Du coup, spontanément et en frissonnant, j'ai associé le constat avec cette terrible phrase de Pierre Herbart (je viens de relire son “Alcyon”, cf. mon blog de lundi dernier), forcément injuste et en même temps si cinglante quand on pense à l'Irak en particulier et à toutes les guerres en général (j'ai encore vu avant-hier à la télé un aumônier juif bénissant les bouchers de Tsahal !) : « Le comble de la saloperie : être curé. Pendant la guerre, on a perfectionné : les aumôniers. » (Pierre Herbart, Textes retrouvés). (Ce qui n'empêche par certains prêtres d'être des hommes exceptionnels et de faire partie de mes amis.)

Quant à moi, qui ne suis plus rien, rien de rien, je ne regrette rien, me voilà néanmoins quasiment désespéré : à l'instar du cher Christian, le directeur de la revue Golias, lui aussi souvent menacé du terrible châtiment, je rêve - mais en vain jusqu'à ce jour - de cette ultime consécration : être enfin excommunié. Pas une petite excommunication vénielle, pour une lichette de beurre ou deux gouttes d'eau bénite, non, une vraie, une mortelle, une éternelle excommunication. Hélas, depuis plus de trente ans, cette gloire posthume m'est refusée de mon vivant. Deux journalistes, au nom de leur éthique, viennent de snober la Légion d'Honneur (bravissimo les filles !) ; eh bien moi, si l'Eglise me proposait sa malédiction suprême, j'accepterais, je courrais à Rome, je tomberais à genoux devant Benedetto et, de reconnaissance, après avoir baisé respectueusement ses glorieuses et coûteuses mules, je les arroserais céans de mes larmes de pute non repentie mais infiniment et catholiquement et éternellement reconnaissantes. Mais, Dieu me les sectionne ! je ne vois toujours rien venir après tant d'efforts, tant de persévérance, tant de reniement assidu. Défroqué, apostat, athée, divorcé, pédé… que me manque-t-il donc pour mériter la palme de l'infamie suprême ? Et dire que certaine amie très chère du Lot-et-Garonne me porte dans son cœur, m'affirme que je trouve encore grâce à ses yeux ?! C'est à n'y rien comprendre. Peut-être que, une fois jeté mon froc aux orties, je ressemble de plus en plus en vieillissant à l'enfant innocent que j'étais. Hier encore, je m'interrogeais : quel gosse étais-je donc, surtout aux yeux de maman ? Je n'ai trouvé que trois adjectifs : gentil, serviable, équanime. Pas de quoi mériter l'excommunication… ni d'ailleurs la béatification.

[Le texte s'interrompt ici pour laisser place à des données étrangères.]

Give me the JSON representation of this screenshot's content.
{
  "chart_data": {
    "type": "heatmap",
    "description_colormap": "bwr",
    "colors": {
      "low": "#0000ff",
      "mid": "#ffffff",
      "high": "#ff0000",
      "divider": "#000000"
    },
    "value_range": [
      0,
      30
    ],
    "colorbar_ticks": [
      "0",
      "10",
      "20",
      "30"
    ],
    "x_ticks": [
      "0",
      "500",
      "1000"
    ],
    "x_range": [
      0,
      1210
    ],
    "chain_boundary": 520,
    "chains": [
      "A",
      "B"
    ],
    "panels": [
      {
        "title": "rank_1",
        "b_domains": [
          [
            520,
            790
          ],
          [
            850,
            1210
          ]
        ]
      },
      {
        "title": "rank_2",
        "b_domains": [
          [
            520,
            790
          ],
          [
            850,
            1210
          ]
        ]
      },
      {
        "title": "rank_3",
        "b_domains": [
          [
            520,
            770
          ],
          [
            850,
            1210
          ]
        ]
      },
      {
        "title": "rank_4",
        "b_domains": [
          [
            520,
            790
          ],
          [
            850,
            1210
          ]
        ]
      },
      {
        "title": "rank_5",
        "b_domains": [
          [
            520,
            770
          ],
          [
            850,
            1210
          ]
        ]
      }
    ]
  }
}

En attendant, merci à toi, chère « pièce détachée » ! Et un bon conseil : pour faire redémarrer la machine humaine qui se grippe et qui geint, va voir ailleurs, ma fille, au plus pressé, n'importe où mais ailleurs, loin des églises et des sacristies – qu'ils se débrouillent entre eux, les curés ! Ta résolution était la bonne. Mais voilà que je prêche à nouveau, Dieu me culbute ! et que je ne fais pas moi-même ce que je conseille charitablement aux autres, puisque je n'en aurai décidément jamais fini avec mon dépit et mon mépris. Même si c'est en jouant un brin, en en rajoutant, en faisant d'horrifiques grimaces à notre Sainte Mère Eglise à Rome, si vieille, si laide, si acariâtre, en grand gosse fanfaron qui joue encore à Robin des Bois et s'imagine pouvoir combattre les clercs félons avec son épée en carton !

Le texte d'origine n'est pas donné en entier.